How do we measure change over time?
The y-axis can be so deceptive. Change the scale a little, and a small change looks massive and overwhelming. It can change the entire story of the graph.
…but also I encourage students to think about the story told by the shape of the data first, and then we attend to the scale to adjust the story. This plays out beautifully in the slow reveal with a data viz by Bo McCready (@BoKnowsData on socials): Disney Princess Baby Names in the US (1951 – 2021)
Here’s the full data visualization:
There’s a ton of data in there! You might need to click to get a closer look.
The graph shows the “annual prevalence of each [Disney Princess] name in the USA. The gray vertical lines show when the first film including a princess with that name was released” (McCready, 2022). There are some princess names that seem to be greatly impacted by Disney’s influenced, or the “Disney bump.” Check out how this looks for Merida, the heroine in 2012’s Brave.
Very few babies in the US were named Merida, and then… SLAM. It’s like a wall of new Merida babes.
Meanwhile, Aurora experienced a surge, but it’s hard to say it pin that on the influence of Sleeping Beauty, released in 1959. However, there was a lot of new marketing around the Disney princesses that may correlate with the increase in Auroras across the US.
And then there are some names that experienced a short-lived Disney bump, like Tiana, the star of 2009’s The Princess and the Frog.
So it would seem like Merida experienced the biggest increase from the Disney bump! It looks like an extra… 90? According to SSA data, 110 babies in 2013 were given the name Merida, compared with 19 in 2012. That’s a huge percentage increase (579%!), but this maybe explains why I have yet to meet a child named Merida, even with the dramatic shape of the data.
Meanwhile, Tiana was the given name of 478 US babies born in the US in 2008, and 969 babies born in the US in 2010. The rate about doubled after the movie The Princess and the Frog premiered, but that resulted in a net increase of about 500 babies per year. You’re much more likely to encounter a Tiana than a Merida.

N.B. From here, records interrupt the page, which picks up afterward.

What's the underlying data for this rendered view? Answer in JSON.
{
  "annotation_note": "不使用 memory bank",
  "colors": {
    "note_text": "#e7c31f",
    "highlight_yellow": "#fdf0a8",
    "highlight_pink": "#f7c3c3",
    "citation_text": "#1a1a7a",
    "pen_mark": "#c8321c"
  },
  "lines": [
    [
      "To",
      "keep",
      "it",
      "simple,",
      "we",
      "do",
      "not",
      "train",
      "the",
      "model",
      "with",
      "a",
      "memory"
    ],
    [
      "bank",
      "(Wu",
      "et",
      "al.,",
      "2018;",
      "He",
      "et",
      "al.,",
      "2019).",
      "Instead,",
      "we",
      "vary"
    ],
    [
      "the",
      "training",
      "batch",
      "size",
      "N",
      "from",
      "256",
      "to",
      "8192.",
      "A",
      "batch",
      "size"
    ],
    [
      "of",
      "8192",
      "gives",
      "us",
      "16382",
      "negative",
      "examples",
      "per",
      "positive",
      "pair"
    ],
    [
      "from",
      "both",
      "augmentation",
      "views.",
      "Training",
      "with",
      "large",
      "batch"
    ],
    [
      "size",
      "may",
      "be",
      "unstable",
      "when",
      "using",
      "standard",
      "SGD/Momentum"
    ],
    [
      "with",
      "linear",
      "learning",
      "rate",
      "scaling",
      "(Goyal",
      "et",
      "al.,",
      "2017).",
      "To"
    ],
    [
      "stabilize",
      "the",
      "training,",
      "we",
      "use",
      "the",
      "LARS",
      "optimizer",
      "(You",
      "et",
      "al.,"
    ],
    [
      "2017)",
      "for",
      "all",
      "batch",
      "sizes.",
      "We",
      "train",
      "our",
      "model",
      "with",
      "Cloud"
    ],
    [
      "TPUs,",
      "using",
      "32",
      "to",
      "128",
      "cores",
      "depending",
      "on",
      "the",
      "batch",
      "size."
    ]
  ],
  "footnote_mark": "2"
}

It’s more challenging to compare graphs that use different scales along the y-axis.
One advantage of using the slow reveal graph routine, is that we can focus on different features of the graph, and revise our thinking.
In the slow reveal that I created, I revealed only two y-axis at first. They both happened to feature the same scale. What do those numbers mean: are they percentages? Or total babies with that name in a given year? (spoiler: it’s the latter)
Will the other princess names feature the same scale along the y-axis? I know so many students named Anna, and I’ve never personally had a student named Mulan. So it seems like the scale might be different. (And, of course, it is.)
From there, we could elicit a conversation about how we measure change. If we want to answer the slightly ambiguous question about which name’s popularity was most influenced by its Disney movie, we have to decide how we measure change. Is it percentage increase? Is it the increase in the number of babies given that name the year after the release of the film? How can we use the graphs to calculate these two separate measures?
The slow reveal graph for Bo McCready’s Disney Princess graph is available on SlowRevealGraphs.com now. After playing around with this data visualization, students might enjoy looking at the inverse effect sales of Amazon’s Alexa had on the name Alexa.